Robbins Geller Rudman & Dowd LLP has launched a dedicated SPAC Task Force to protect investors in blank check companies and seek redress for corporate malfeasance. Comprised of experienced litigators, investigators, and forensic accountants, the SPAC Task Force is dedicated to rooting out and prosecuting fraud on behalf of injured SPAC investors.
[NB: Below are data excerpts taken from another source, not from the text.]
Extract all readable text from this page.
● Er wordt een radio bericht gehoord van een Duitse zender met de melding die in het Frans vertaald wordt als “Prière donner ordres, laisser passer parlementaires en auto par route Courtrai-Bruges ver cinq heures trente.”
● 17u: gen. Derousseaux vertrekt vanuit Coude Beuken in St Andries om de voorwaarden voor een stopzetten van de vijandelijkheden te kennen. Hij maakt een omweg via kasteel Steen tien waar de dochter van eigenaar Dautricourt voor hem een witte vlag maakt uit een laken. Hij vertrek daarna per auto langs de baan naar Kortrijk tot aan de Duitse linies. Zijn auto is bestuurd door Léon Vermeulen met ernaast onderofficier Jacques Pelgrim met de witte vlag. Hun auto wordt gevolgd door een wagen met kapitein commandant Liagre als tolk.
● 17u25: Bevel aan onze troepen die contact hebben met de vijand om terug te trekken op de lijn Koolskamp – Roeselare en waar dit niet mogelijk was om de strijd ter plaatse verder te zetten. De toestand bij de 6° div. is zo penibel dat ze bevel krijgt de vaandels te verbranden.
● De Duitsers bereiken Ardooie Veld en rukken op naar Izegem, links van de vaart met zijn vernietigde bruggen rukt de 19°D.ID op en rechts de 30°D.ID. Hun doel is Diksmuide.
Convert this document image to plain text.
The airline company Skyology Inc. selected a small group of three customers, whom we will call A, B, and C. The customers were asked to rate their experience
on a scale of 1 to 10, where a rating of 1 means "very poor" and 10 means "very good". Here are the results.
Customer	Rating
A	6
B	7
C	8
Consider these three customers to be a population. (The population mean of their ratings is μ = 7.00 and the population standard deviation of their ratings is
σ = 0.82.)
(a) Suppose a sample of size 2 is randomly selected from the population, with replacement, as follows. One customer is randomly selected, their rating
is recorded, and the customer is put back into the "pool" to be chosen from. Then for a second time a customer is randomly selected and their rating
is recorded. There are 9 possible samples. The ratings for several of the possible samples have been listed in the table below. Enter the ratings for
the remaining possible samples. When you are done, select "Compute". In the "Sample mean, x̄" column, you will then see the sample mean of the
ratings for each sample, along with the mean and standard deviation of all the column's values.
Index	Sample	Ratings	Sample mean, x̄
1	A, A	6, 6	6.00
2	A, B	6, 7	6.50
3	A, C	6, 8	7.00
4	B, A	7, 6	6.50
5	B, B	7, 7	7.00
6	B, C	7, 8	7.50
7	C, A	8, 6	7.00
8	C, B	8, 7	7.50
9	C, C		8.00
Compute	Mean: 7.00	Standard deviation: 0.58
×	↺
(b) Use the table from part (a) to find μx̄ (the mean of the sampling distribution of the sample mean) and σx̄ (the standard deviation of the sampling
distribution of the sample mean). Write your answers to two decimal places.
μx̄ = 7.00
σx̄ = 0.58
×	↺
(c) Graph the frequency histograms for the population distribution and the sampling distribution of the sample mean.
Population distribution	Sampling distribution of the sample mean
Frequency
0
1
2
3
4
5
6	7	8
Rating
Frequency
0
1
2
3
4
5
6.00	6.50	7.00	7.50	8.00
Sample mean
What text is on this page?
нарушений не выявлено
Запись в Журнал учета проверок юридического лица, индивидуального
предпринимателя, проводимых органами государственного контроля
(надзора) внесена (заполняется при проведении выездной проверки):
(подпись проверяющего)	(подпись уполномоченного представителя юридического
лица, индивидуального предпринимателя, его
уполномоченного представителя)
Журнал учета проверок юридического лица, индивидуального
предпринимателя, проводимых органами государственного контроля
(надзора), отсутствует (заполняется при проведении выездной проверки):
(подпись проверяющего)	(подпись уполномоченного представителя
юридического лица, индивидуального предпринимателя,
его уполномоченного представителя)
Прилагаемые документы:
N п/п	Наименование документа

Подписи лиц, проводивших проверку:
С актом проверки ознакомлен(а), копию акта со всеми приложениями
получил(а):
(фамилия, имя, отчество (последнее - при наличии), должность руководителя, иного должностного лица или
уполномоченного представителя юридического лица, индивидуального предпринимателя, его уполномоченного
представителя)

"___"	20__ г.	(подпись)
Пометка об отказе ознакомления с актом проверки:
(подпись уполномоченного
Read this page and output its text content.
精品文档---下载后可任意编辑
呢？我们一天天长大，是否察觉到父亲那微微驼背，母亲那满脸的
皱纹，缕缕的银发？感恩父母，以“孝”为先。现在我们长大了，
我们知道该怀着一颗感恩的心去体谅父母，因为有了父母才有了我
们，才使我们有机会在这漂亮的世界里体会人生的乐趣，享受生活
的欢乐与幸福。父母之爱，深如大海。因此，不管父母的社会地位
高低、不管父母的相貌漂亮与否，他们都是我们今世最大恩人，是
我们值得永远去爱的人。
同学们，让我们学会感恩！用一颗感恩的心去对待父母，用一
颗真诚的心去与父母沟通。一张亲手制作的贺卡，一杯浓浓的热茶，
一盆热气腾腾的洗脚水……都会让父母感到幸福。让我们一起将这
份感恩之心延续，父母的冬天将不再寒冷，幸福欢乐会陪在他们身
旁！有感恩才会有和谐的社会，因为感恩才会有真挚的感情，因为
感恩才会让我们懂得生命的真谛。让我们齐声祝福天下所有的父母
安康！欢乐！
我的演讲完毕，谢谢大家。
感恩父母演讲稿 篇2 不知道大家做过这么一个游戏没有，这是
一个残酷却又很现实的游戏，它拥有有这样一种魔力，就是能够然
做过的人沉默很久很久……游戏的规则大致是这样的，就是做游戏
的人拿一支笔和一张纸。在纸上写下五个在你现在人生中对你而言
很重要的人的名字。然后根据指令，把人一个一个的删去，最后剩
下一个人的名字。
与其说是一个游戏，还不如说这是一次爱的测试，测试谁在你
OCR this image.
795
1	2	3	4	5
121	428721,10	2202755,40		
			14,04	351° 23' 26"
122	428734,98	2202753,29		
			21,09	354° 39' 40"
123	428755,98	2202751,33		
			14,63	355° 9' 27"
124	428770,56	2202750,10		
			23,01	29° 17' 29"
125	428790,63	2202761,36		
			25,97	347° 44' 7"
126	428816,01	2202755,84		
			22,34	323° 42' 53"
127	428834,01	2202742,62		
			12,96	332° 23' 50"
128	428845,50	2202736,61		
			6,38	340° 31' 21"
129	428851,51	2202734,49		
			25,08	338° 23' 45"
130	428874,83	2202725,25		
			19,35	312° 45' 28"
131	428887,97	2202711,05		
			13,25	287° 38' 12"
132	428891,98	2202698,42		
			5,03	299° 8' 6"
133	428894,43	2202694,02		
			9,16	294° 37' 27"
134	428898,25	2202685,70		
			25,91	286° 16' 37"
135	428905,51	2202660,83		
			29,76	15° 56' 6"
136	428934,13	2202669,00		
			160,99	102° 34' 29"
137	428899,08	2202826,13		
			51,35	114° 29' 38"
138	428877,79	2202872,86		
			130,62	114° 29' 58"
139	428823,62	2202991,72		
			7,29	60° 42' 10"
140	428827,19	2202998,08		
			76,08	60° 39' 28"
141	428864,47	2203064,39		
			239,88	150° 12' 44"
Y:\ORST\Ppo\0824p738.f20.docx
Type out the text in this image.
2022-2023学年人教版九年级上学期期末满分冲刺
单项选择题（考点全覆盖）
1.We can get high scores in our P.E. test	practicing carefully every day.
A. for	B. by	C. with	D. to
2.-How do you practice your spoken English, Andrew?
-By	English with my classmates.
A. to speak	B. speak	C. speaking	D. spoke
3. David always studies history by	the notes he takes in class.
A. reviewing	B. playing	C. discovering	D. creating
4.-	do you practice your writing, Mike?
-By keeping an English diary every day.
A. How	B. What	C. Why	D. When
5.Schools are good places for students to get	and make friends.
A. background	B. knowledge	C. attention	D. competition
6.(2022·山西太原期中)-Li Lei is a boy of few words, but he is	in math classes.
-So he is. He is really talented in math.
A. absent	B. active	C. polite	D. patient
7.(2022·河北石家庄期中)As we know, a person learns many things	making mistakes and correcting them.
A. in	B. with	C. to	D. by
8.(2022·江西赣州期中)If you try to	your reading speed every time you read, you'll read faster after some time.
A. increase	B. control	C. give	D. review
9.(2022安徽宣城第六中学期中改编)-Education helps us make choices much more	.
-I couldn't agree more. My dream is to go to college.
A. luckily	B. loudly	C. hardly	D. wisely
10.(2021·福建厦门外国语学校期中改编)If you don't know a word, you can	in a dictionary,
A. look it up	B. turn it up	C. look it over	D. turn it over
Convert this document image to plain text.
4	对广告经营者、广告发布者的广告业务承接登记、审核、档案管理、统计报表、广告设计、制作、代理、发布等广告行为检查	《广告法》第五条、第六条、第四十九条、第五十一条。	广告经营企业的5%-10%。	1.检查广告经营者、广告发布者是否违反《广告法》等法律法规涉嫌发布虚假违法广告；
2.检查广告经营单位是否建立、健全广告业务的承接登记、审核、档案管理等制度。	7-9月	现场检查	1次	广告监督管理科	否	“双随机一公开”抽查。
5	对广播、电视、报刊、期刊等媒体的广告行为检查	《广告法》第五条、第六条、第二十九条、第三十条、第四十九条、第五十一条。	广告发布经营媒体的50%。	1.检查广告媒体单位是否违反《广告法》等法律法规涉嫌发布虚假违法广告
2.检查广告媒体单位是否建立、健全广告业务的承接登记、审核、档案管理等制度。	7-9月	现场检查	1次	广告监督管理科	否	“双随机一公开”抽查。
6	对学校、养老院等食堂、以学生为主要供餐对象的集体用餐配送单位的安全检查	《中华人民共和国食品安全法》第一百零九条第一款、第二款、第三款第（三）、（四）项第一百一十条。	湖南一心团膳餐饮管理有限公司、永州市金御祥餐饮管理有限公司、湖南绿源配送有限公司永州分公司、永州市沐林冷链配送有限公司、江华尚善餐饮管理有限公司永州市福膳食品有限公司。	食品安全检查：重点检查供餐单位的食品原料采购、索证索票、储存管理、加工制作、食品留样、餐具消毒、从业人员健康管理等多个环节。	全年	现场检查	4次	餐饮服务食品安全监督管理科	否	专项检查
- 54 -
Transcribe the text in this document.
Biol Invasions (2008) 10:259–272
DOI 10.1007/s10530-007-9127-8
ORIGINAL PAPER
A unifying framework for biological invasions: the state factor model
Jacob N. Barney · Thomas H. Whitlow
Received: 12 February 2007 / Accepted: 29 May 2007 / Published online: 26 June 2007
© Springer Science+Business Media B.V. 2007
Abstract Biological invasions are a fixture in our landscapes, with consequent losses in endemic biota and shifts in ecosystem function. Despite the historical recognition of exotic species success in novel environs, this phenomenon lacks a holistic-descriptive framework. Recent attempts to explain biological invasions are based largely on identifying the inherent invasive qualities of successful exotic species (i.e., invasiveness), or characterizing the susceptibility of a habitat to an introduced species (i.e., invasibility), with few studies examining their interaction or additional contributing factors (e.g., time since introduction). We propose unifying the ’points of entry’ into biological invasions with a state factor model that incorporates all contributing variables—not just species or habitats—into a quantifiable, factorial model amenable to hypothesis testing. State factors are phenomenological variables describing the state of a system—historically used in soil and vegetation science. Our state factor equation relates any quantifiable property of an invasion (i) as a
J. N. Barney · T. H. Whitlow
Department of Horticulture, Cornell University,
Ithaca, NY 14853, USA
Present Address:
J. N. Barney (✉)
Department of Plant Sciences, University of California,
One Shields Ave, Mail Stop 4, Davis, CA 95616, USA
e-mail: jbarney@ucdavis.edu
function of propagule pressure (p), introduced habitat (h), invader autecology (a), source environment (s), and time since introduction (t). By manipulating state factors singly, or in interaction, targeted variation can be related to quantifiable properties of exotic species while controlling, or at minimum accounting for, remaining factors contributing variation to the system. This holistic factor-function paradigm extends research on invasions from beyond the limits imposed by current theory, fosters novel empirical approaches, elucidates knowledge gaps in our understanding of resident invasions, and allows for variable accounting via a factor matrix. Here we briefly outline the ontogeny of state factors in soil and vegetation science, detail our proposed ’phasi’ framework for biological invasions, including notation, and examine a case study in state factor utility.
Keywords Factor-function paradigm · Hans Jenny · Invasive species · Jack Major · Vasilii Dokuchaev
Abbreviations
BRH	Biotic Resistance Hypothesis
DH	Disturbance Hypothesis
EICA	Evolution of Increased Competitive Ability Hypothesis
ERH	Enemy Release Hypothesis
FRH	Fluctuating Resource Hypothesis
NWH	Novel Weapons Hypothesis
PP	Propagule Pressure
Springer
The rise in blank check financing poses unique risks to investors. Robbins Geller Rudman & Dowd LLP’s SPAC Task Force represents the vanguard of ensuring integrity, honesty, and justice in this rapidly developing investment arena.
THE LEAD PLAINTIFF PROCESS: The Private Securities Litigation Reform Act of 1995 permits any investor who purchased PureCycle publicly traded securities during the Class Period to seek appointment as lead plaintiff in the PureCycle class action lawsuit. A lead plaintiff is generally the movant with the greatest financial interest in the relief sought by the putative class who is also typical and adequate of the putative class. A lead plaintiff acts on behalf of all other class members in directing the PureCycle class action lawsuit. The lead plaintiff can select a law firm of its choice to litigate the PureCycle class action lawsuit. An investor’s ability to share in any potential future recovery of the PureCycle class action lawsuit is not dependent upon serving as lead plaintiff. If you wish to serve as lead plaintiff in the PureCycle class action lawsuit, you must move the Court no later than 60 days from May 11, 2021.